Bu hayvanlara “büdün” denmesinin sebebi, cüsselerinin iriliği dolayısıyladır. İri cüsseli hayvanlara insanın yararlanması için boyun eğdirilmiştir. İnsan hem etlerinden, deri ve tüylerinden istifade etmekte, hem de Allah’a adayarak sevap kazanmaktadır. Ancak bu yararı ve hayrı Allah’ın kendisine sağladığı imkan sayesinde elde etmektedir. Çünkü tabiatta küçük cüsseli hayvanlar olsa bile, yırtıcı olma özellikleri dolayısıyla insana boyun eğdirilmiş değildirler. Duruma göre yırtıcı bir kartalı bile kesmek mümkün değildir. O halde bu iri cüsseli hayvanlar insanın yararına sunulmuşsa bu Allah’ın dilemesi, kudreti sayesindedir ki, insana düşen bunun bilincinde olup şükretmesidir.
Devenin kendine özgü hususiyetleri vardır:[]
Razi, her hayvan veya canlının Allah’ın varlığına delil oluşuna dikkat çeker. Her şey Allah’ı noksan sıfatlardan tenzih eder, yüceltir (17/İsra, 44). Bu açıdan yaratılmış bütün cisimler eşittirler, ancak her bir cisme verilmiş bulunan sıfatlar, haslet ve fonksiyonlar farklıdır. Şu halde cisim olmakta eşit olan varlıkların her birine ayrı sıfat verilmesi, bunu bir Veren’in olduğunu gösterir. Bu da “alim, kadir, hakim ve hiçbir şeye ve kimseye muhtaç olmayan gani bir Yaratıcı”dan başkası değildir. Her bir şey ve canlı kendisine verilmiş bulunan sıfatı ve özelliğiyle iş ve işlev görür, böylece varlık aleminde ve tabiatta nizam ve intizam tesis edilir. Biri diğerinin sıfatına ve rolüne özenecek olsa hem bunu yapamaz hem gülünç duruma düşer. Toplum hayatı da öyledir, yaşına, kabiliyet ve mizacına göre her insanın, özellikle erkek ve kadının kendilerine göre farklı sıfat ve özellikleri vardır. Her biri kendi asli fonksiyonunu görecek olsa fıtrata uygun, sağlam bir düzen kurulur. Birbirlerinin rollerini oynamaya kalkıştıklarında beşeri hayat sağlam örf üzere olmaktan çıkar; kötü âdet ve sapkın geleneklere mahkum olur.

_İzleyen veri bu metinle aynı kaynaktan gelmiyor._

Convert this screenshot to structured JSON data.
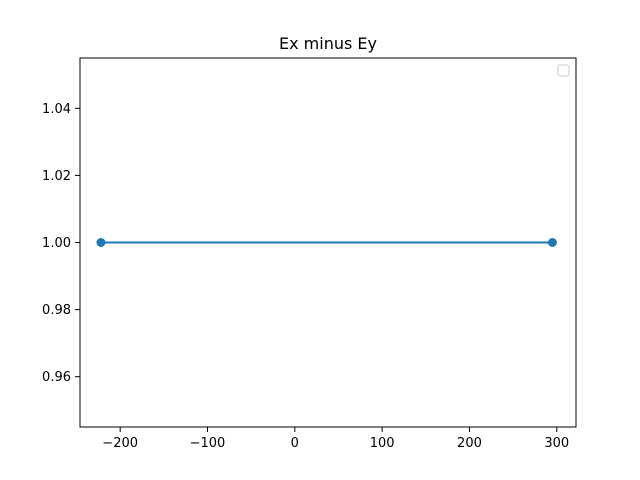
{
  "chart_data": {
    "type": "line",
    "title": "Ex minus Ey",
    "xlabel": "",
    "ylabel": "",
    "xlim": [
      -246,
      322
    ],
    "ylim": [
      0.945,
      1.055
    ],
    "x_ticks": [
      -200,
      -100,
      0,
      100,
      200,
      300
    ],
    "x_tick_labels": [
      "−200",
      "−100",
      "0",
      "100",
      "200",
      "300"
    ],
    "y_ticks": [
      0.96,
      0.98,
      1.0,
      1.02,
      1.04
    ],
    "y_tick_labels": [
      "0.96",
      "0.98",
      "1.00",
      "1.02",
      "1.04"
    ],
    "grid": false,
    "legend": {
      "position": "top-right",
      "entries": []
    },
    "series": [
      {
        "x": [
          -222,
          295
        ],
        "y": [
          1.0,
          1.0
        ],
        "color": "#1f77b4",
        "marker": "circle"
      }
    ]
  }
}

Deve haksız yere kızdırıldığında yerine göre öfkeli ve kinci bir hayvan olduğu hâlde kurban edileceği zaman akıl almaz biçimde uysallaşır. Tavuk bile kesildiğinde çırpınırken, Allah’ın kendisinin bir işareti olmak üzere insana boyun eğdirdiği deve, kurban edilirken diğer hayvanlar gibi yatırılıp bağlanmadan, ayakta ve âyetteki ilgili kelimenin diğer bir anlama göre bir ayağı bağlanmış hâlde durarak kendisini bıçağa teslim eder.
Yüce Allah kendi varlığının harikulade bir nişanesi olarak deveye dikkat çekmiştir: “Bakmıyorlar mı o deveye; nasıl yaratıldı? Göğe, nasıl yükseltildi? Dağlara; nasıl oturtulup-kuruldu? Yere; nasıl yayılıp-döşendi?” (Ğaşiye, 88/17.) Kendi bağlamı içinde devenin gök, dağlar ve yeryüzünden önce zikredilmiş olması manidardır.

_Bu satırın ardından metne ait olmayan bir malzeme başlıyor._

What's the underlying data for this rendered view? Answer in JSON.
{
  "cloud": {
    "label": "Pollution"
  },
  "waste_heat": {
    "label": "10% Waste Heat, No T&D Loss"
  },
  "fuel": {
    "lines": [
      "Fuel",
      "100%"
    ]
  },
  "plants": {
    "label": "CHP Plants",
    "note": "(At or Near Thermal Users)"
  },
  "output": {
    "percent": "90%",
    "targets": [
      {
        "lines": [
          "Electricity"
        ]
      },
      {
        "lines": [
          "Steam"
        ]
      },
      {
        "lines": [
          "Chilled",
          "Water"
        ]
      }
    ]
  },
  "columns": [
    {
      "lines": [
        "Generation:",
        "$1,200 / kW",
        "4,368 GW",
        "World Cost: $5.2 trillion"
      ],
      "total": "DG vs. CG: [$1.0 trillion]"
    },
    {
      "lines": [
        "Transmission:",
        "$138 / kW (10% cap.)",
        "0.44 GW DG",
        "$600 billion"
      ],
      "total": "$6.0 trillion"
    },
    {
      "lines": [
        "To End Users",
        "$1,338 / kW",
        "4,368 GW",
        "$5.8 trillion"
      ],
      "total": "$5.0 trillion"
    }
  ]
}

İbn Kesir şöyle der: Çölde seyahat eden bir bedeviyi düşündüğümüzde bedevinin kendi varlığını ilk fark ettiği durum deve üzerinde yolculuk yapmasıdır. Başını yukarıya kaldırdığında göğü; uygun bir coğrafi ortamda ise yana baktığında yüce dağları, tepeleri; aşağı baktığında yeryüzünü (arz) görür.
Kurtubi “develeri karanın gemileri”ne benzetir.
Hayvanların etlerinden, sütlerinden, derilerinden istifade edilir. Türlerine göre yük aracı veya binek olarak kullanmak mümkün olduğu gibi bir zevk ve temaşa nesnesi olarak da kullanmak mümkün (16/Nahl, 5-7; 36/Yasin, 71-72).
Deve her hayvandan daha fazla süt ve et verir, hiçbir hayvan onun kadar yük taşıyamaz, çölde 10 gün susuz kalabilir, sırtında sonraki günler için yemek stok eder. Belli kapasitede hafızası olması dolayısıyla yolunu şaşırması nadirdir. Devenin çölde doğru yolda yürümesi “hidayet”, yolunu şaşırması “dalalet”tir.
Fahreddin Razi, bir defasında çölde yollarını kaybettiklerinde salıverdikleri develer sayesinde yolu bulduklarını anlatır. Son vahyin dili Arapçanın sayısız kelime iştikakı ve kavram zenginliği deve ile bağlantılıdır. Hakikaten deve şanı yüce Allah’ın hem şiarlarından, hem harikulade ayetlerindendir.
Oryantalist resim bu yüzden küçültücü imaj inşa ederken “deve, çöl ve İslamiyet”i bir arada kullanmıştır.